Right or wrong, cursing has become part of the culture in sports at certain levels. It only makes sense that in a moment of euphoria following your greatest professional accomplishment you would simply lose sight of your audience. The "guilty" team members simply said what came to mind when there were no other words to describe that feeling in the moment.
As a society, we need to let that go. In most of our everyday lives, we are not faced with a microphone and a few million viewers to answer to moments after a long day at the office. When the Kings suffered what could have potentially been a series swinging loss in New Jersey in Game 5, it may have been the most difficult defeat of their careers. They stood at podiums, next to lockers, in lines waiting for meals, and answered questions about the worst day they had ever had at the "office" for another 36 hours. That would have driven me to curse...Those guys wisely and admirably resisted that urge. On Monday night, they experienced the ultimate hockey high, and again were asked to give their thoughts. After that sort of emotional rollercoaster, I think we can cut them some slack.

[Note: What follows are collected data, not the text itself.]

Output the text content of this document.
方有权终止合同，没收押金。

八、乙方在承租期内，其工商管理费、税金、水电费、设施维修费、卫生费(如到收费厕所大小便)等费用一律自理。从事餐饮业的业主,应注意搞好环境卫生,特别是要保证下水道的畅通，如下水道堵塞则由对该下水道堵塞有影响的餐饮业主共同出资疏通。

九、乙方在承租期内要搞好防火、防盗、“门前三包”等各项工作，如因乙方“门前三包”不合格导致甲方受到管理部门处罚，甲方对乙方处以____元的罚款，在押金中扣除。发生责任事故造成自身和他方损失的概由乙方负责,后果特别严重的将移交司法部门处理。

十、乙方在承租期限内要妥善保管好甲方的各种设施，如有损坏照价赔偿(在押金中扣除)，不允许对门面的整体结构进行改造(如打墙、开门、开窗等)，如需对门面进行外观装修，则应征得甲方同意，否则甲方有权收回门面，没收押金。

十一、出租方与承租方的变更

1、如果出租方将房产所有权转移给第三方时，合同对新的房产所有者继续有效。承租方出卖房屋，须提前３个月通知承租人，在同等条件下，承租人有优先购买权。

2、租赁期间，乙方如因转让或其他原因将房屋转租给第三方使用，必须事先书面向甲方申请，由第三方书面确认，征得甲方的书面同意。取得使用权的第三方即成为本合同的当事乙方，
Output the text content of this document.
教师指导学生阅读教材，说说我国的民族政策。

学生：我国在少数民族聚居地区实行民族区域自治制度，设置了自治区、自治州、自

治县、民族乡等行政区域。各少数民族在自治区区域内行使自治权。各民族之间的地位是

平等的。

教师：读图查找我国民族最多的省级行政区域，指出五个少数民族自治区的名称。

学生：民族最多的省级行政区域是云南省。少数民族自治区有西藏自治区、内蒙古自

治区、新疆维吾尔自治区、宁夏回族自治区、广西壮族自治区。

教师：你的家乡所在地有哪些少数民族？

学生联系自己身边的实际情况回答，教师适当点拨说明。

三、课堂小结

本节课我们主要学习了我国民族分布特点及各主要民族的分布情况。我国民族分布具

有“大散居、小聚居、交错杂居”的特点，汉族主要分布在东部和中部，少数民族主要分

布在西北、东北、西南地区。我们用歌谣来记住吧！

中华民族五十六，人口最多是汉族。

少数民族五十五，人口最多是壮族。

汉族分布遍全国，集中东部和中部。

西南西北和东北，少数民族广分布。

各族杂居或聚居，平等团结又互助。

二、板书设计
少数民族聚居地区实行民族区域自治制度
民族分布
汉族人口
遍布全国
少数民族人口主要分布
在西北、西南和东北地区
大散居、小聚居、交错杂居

Back in 2010, our nation's Vice President attempted to discretely relay his excitement after introducing President Obama. In doing so, he described a monumental event as a "Big F'ing Deal." Biden's word choice (which still caused me no sleep loss) was a far worse offense than that of the Kings team members if you want to be picky. In the case of the hockey players, the words were spoken extemporaneously in response to a question. The Vice President was making an announcement and could easily have chosen to express his excitement before or after the press conference when he and Obama were not in front of an audience. It wasn't the best word choice or proper forum for the quote, but he was excited, proud of what they had accomplished, and he said what was on his mind. I am certain he, too, would have regretted the comment without the rest of the nation wasting their time dwelling on it.
Hockey is all about excitement and passion. It is part of what makes the game great. Sometimes those emotions are flushed out at inopportune times. That is ok.
It is not our job as parents to criticize professional athletes or other public figures for saying the "wrong thing" in front of our children. It remains our job to help our children understand the events that led up to the outpouring of emotion and if we so choose, explain why those words are not acceptable in their daily lives or in our homes.